Un feu avait été allumé sur les pierres plates du foyer.
La population qui les avait suivis se bouscula pour entrer dans la place, enfants et chiens indiens en tête.
– Allons ne nous bousculons pas, disait le marquis, très content de sa popularité. Vous les avez conquis, ajouta-t-il pour Angélique.
La femme qui avait proposé de la bière, revenait avec un pichet de terre vernissé rempli d'un lait tiède et crémeux, suivie de ses filles et belles-filles portant des œufs, du pain. Angélique et les enfants prirent place sur un banc près du feu. Le chat tenait tête à des chiens qui venaient de le découvrir.
– C'est le chat de Mme de Peyrac, s'écria Villedavray, dramatique, ne lui faites aucun mal.

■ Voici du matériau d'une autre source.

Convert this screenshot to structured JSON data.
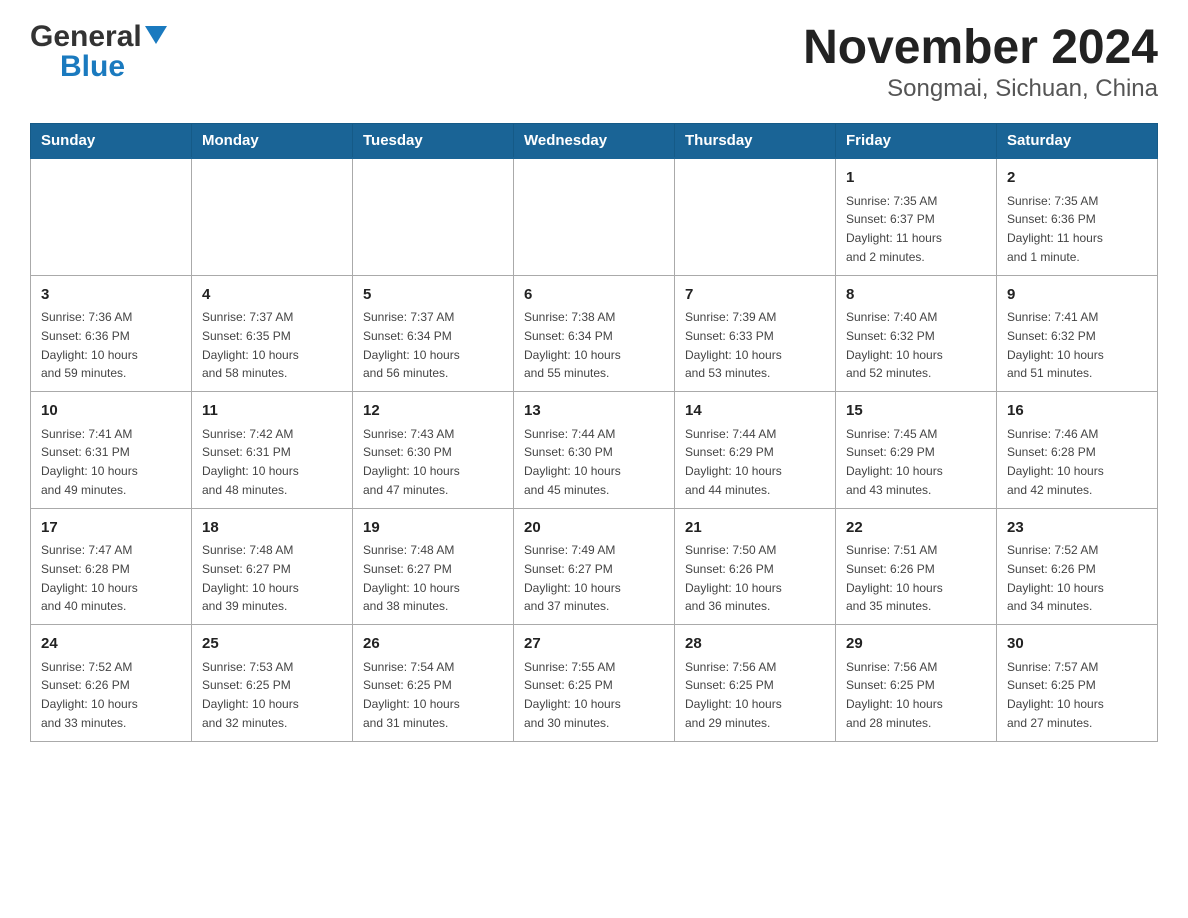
{
  "header": {
    "title": "November 2024",
    "subtitle": "Songmai, Sichuan, China"
  },
  "logo": {
    "general": "General",
    "blue": "Blue"
  },
  "days": {
    "headers": [
      "Sunday",
      "Monday",
      "Tuesday",
      "Wednesday",
      "Thursday",
      "Friday",
      "Saturday"
    ]
  },
  "weeks": [
    {
      "cells": [
        {
          "day": "",
          "info": ""
        },
        {
          "day": "",
          "info": ""
        },
        {
          "day": "",
          "info": ""
        },
        {
          "day": "",
          "info": ""
        },
        {
          "day": "",
          "info": ""
        },
        {
          "day": "1",
          "info": "Sunrise: 7:35 AM\nSunset: 6:37 PM\nDaylight: 11 hours\nand 2 minutes."
        },
        {
          "day": "2",
          "info": "Sunrise: 7:35 AM\nSunset: 6:36 PM\nDaylight: 11 hours\nand 1 minute."
        }
      ]
    },
    {
      "cells": [
        {
          "day": "3",
          "info": "Sunrise: 7:36 AM\nSunset: 6:36 PM\nDaylight: 10 hours\nand 59 minutes."
        },
        {
          "day": "4",
          "info": "Sunrise: 7:37 AM\nSunset: 6:35 PM\nDaylight: 10 hours\nand 58 minutes."
        },
        {
          "day": "5",
          "info": "Sunrise: 7:37 AM\nSunset: 6:34 PM\nDaylight: 10 hours\nand 56 minutes."
        },
        {
          "day": "6",
          "info": "Sunrise: 7:38 AM\nSunset: 6:34 PM\nDaylight: 10 hours\nand 55 minutes."
        },
        {
          "day": "7",
          "info": "Sunrise: 7:39 AM\nSunset: 6:33 PM\nDaylight: 10 hours\nand 53 minutes."
        },
        {
          "day": "8",
          "info": "Sunrise: 7:40 AM\nSunset: 6:32 PM\nDaylight: 10 hours\nand 52 minutes."
        },
        {
          "day": "9",
          "info": "Sunrise: 7:41 AM\nSunset: 6:32 PM\nDaylight: 10 hours\nand 51 minutes."
        }
      ]
    },
    {
      "cells": [
        {
          "day": "10",
          "info": "Sunrise: 7:41 AM\nSunset: 6:31 PM\nDaylight: 10 hours\nand 49 minutes."
        },
        {
          "day": "11",
          "info": "Sunrise: 7:42 AM\nSunset: 6:31 PM\nDaylight: 10 hours\nand 48 minutes."
        },
        {
          "day": "12",
          "info": "Sunrise: 7:43 AM\nSunset: 6:30 PM\nDaylight: 10 hours\nand 47 minutes."
        },
        {
          "day": "13",
          "info": "Sunrise: 7:44 AM\nSunset: 6:30 PM\nDaylight: 10 hours\nand 45 minutes."
        },
        {
          "day": "14",
          "info": "Sunrise: 7:44 AM\nSunset: 6:29 PM\nDaylight: 10 hours\nand 44 minutes."
        },
        {
          "day": "15",
          "info": "Sunrise: 7:45 AM\nSunset: 6:29 PM\nDaylight: 10 hours\nand 43 minutes."
        },
        {
          "day": "16",
          "info": "Sunrise: 7:46 AM\nSunset: 6:28 PM\nDaylight: 10 hours\nand 42 minutes."
        }
      ]
    },
    {
      "cells": [
        {
          "day": "17",
          "info": "Sunrise: 7:47 AM\nSunset: 6:28 PM\nDaylight: 10 hours\nand 40 minutes."
        },
        {
          "day": "18",
          "info": "Sunrise: 7:48 AM\nSunset: 6:27 PM\nDaylight: 10 hours\nand 39 minutes."
        },
        {
          "day": "19",
          "info": "Sunrise: 7:48 AM\nSunset: 6:27 PM\nDaylight: 10 hours\nand 38 minutes."
        },
        {
          "day": "20",
          "info": "Sunrise: 7:49 AM\nSunset: 6:27 PM\nDaylight: 10 hours\nand 37 minutes."
        },
        {
          "day": "21",
          "info": "Sunrise: 7:50 AM\nSunset: 6:26 PM\nDaylight: 10 hours\nand 36 minutes."
        },
        {
          "day": "22",
          "info": "Sunrise: 7:51 AM\nSunset: 6:26 PM\nDaylight: 10 hours\nand 35 minutes."
        },
        {
          "day": "23",
          "info": "Sunrise: 7:52 AM\nSunset: 6:26 PM\nDaylight: 10 hours\nand 34 minutes."
        }
      ]
    },
    {
      "cells": [
        {
          "day": "24",
          "info": "Sunrise: 7:52 AM\nSunset: 6:26 PM\nDaylight: 10 hours\nand 33 minutes."
        },
        {
          "day": "25",
          "info": "Sunrise: 7:53 AM\nSunset: 6:25 PM\nDaylight: 10 hours\nand 32 minutes."
        },
        {
          "day": "26",
          "info": "Sunrise: 7:54 AM\nSunset: 6:25 PM\nDaylight: 10 hours\nand 31 minutes."
        },
        {
          "day": "27",
          "info": "Sunrise: 7:55 AM\nSunset: 6:25 PM\nDaylight: 10 hours\nand 30 minutes."
        },
        {
          "day": "28",
          "info": "Sunrise: 7:56 AM\nSunset: 6:25 PM\nDaylight: 10 hours\nand 29 minutes."
        },
        {
          "day": "29",
          "info": "Sunrise: 7:56 AM\nSunset: 6:25 PM\nDaylight: 10 hours\nand 28 minutes."
        },
        {
          "day": "30",
          "info": "Sunrise: 7:57 AM\nSunset: 6:25 PM\nDaylight: 10 hours\nand 27 minutes."
        }
      ]
    }
  ]
}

On rossa les chiens et on les jeta dehors. Les femmes présentes proposaient de battre un œuf dans le lait pour les enfants de Mme de Peyrac. On les trouvait bien beaux, ces enfants. On s'exclamait sur la mine joufflue de Chérubin, sur les beaux cheveux d'Honorine et les regards masculins commençaient à se tourner avec intérêt vers les jeunes filles qui faisaient escorte à Angélique. Le bruit courait qu'elles étaient Filles du roi. D'où venaient-elles ? De Paris ? De province ? Qui s'était chargé de leur voyage ? Venaient-elles trouver un mari en Canada ?
– Hélas ! s'ils savaient que nous sommes sans dot, soupirait Henriette à l'oreille de Jeanne Michaud.
De tout ce qu'elles avaient enduré, c'était ce qui les chagrinait le plus : la perte de leur cassette royale. Sans dot, qui voudrait d'elles en Canada. Il leur faudrait se louer comme servante, et thésauriser pendant des années avant de trouver la possibilité, soit de s'établir décemment, soit de retourner en France. Mais le moment n'était pas aux idées grises, car on avait amené en plus de la bière, du cidre, et aussi quelques flacons de solides alcools, certains plus limpides que le diamant, d'autres plus ambrés que la topaze.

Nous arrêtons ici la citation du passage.